In article <852567C3.00695290.00 at 7crmta_md.ms.bd.com>,
Bill_A_Nussbaumer at ms.bd.com writes:
> I hope I'm not hi-jacking this post, but I'm somewhat unfamiliar with the topic
> and have been following along. Could someone explain to me what exactly defines
> a "low complexity" protein sequence. Is it just the short length or the
> repetitious nature of the amino acids contained?
According to : http://www.ncbi.nlm.nih.gov/BLAST/blast_FAQs.html#LCR
whose english is much more understandabel :
<<Q: What is low-complexity sequence?
Regions with low-complexity sequence have an unusual composition and
this can create problems in sequence similarity searching
(Wootton & Federhen, 1996). Low-complexity sequence can often be
recognized by visual inspection. For example, the protein sequence
PPCDPPPPPKDKKKKDDGPP has low complexity and so does the nucleotide sequence
AAATAAAAAAAATAAAAAAT. Filters are
used to remove low-complexity sequence because it can cause artifactual hits
(please see Q: After running a search why do I see a string
of "X"s (or "N"s) in my query sequence that I did not put there?
In BLAST searches performed without a filter, often certain hits will be
reported with high scores only because of the presence of a
low-complexity region. Most often, this type of match cannot be thought
of as the result of homology shared by the sequences. Rather, it is
as if the low-complexity region is "sticky" and is pulling out many
sequences that are not truly related. >>
Much more details in Methods Enzymol 1996;266:554-71 I think.

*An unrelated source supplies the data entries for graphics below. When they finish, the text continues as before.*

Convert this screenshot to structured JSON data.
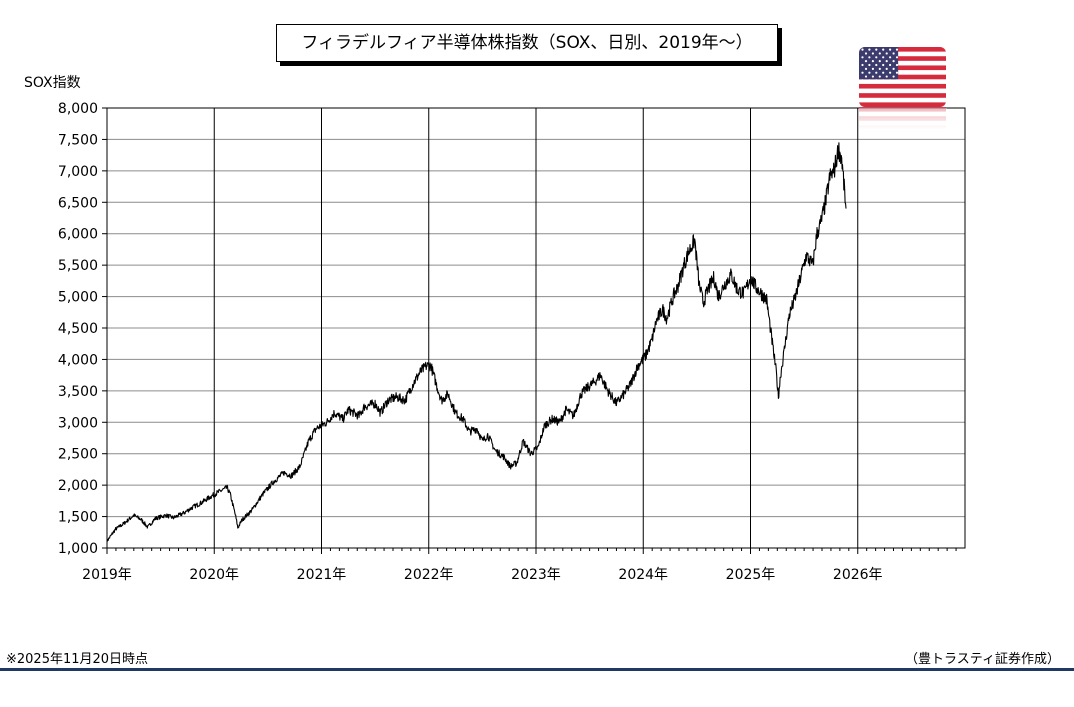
{
  "chart_data": {
    "type": "line",
    "title": "フィラデルフィア半導体株指数（SOX、日別、2019年～）",
    "ylabel": "SOX指数",
    "xlabel": "",
    "ylim": [
      1000,
      8000
    ],
    "yticks": [
      "1,000",
      "1,500",
      "2,000",
      "2,500",
      "3,000",
      "3,500",
      "4,000",
      "4,500",
      "5,000",
      "5,500",
      "6,000",
      "6,500",
      "7,000",
      "7,500",
      "8,000"
    ],
    "xticks": [
      "2019年",
      "2020年",
      "2021年",
      "2022年",
      "2023年",
      "2024年",
      "2025年",
      "2026年"
    ],
    "xlim": [
      2019.0,
      2027.0
    ],
    "grid": true,
    "series": [
      {
        "values_note": "approximate daily SOX index keypoints (decimal year, index level)",
        "x": [
          2019.0,
          2019.08,
          2019.15,
          2019.25,
          2019.32,
          2019.38,
          2019.45,
          2019.55,
          2019.62,
          2019.72,
          2019.8,
          2019.88,
          2019.95,
          2020.05,
          2020.12,
          2020.15,
          2020.2,
          2020.22,
          2020.26,
          2020.35,
          2020.45,
          2020.55,
          2020.65,
          2020.72,
          2020.8,
          2020.88,
          2020.95,
          2021.05,
          2021.12,
          2021.2,
          2021.25,
          2021.35,
          2021.4,
          2021.5,
          2021.55,
          2021.62,
          2021.7,
          2021.78,
          2021.85,
          2021.92,
          2021.98,
          2022.02,
          2022.08,
          2022.12,
          2022.18,
          2022.25,
          2022.32,
          2022.38,
          2022.45,
          2022.5,
          2022.55,
          2022.62,
          2022.7,
          2022.76,
          2022.82,
          2022.88,
          2022.95,
          2023.02,
          2023.08,
          2023.15,
          2023.22,
          2023.28,
          2023.35,
          2023.42,
          2023.48,
          2023.55,
          2023.6,
          2023.67,
          2023.75,
          2023.82,
          2023.88,
          2023.95,
          2024.02,
          2024.08,
          2024.12,
          2024.18,
          2024.22,
          2024.28,
          2024.32,
          2024.38,
          2024.42,
          2024.48,
          2024.52,
          2024.56,
          2024.6,
          2024.66,
          2024.7,
          2024.76,
          2024.82,
          2024.88,
          2024.94,
          2025.0,
          2025.05,
          2025.1,
          2025.15,
          2025.2,
          2025.24,
          2025.26,
          2025.28,
          2025.32,
          2025.36,
          2025.42,
          2025.48,
          2025.52,
          2025.58,
          2025.62,
          2025.66,
          2025.7,
          2025.74,
          2025.78,
          2025.82,
          2025.85,
          2025.87,
          2025.89
        ],
        "values": [
          1110,
          1300,
          1380,
          1520,
          1450,
          1330,
          1470,
          1520,
          1480,
          1560,
          1650,
          1720,
          1800,
          1900,
          1960,
          1850,
          1500,
          1320,
          1450,
          1600,
          1850,
          2050,
          2200,
          2150,
          2300,
          2700,
          2900,
          3000,
          3150,
          3050,
          3200,
          3100,
          3250,
          3300,
          3150,
          3350,
          3400,
          3350,
          3600,
          3800,
          3900,
          3900,
          3550,
          3350,
          3450,
          3150,
          3050,
          2850,
          2900,
          2700,
          2800,
          2550,
          2450,
          2300,
          2350,
          2700,
          2500,
          2600,
          2950,
          3050,
          3000,
          3200,
          3100,
          3450,
          3550,
          3650,
          3750,
          3500,
          3300,
          3450,
          3600,
          3900,
          4050,
          4300,
          4600,
          4800,
          4650,
          5000,
          5150,
          5500,
          5700,
          5900,
          5200,
          4900,
          5100,
          5300,
          5000,
          5200,
          5350,
          5100,
          5050,
          5300,
          5150,
          5050,
          4950,
          4300,
          3800,
          3400,
          3750,
          4200,
          4700,
          5000,
          5400,
          5650,
          5500,
          6000,
          6200,
          6500,
          6900,
          7000,
          7350,
          7200,
          6800,
          6400
        ]
      }
    ],
    "line_color": "#000000",
    "grid_color": "#8c8c8c"
  },
  "footnote": "※2025年11月20日時点",
  "credit": "（豊トラスティ証券作成）",
  "flag_icon": "us-flag-icon",
  "colors": {
    "footer_rule": "#1f3864",
    "flag_red": "#d52b3c",
    "flag_blue": "#3b3b6d"
  }
}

Filers used by blast are Seg/Xnu or Dust. You could probably find the
corresponding documentation around on NCBI site. Seg for proteins
and Dust for nucleotides. See the "Filter" section of :
Anyway, this one more euristic added to Blast, as pointed by Andrew
this could be sometimes unappropriate. Such sequence could be
statistically unusable or should be analyzed by other means.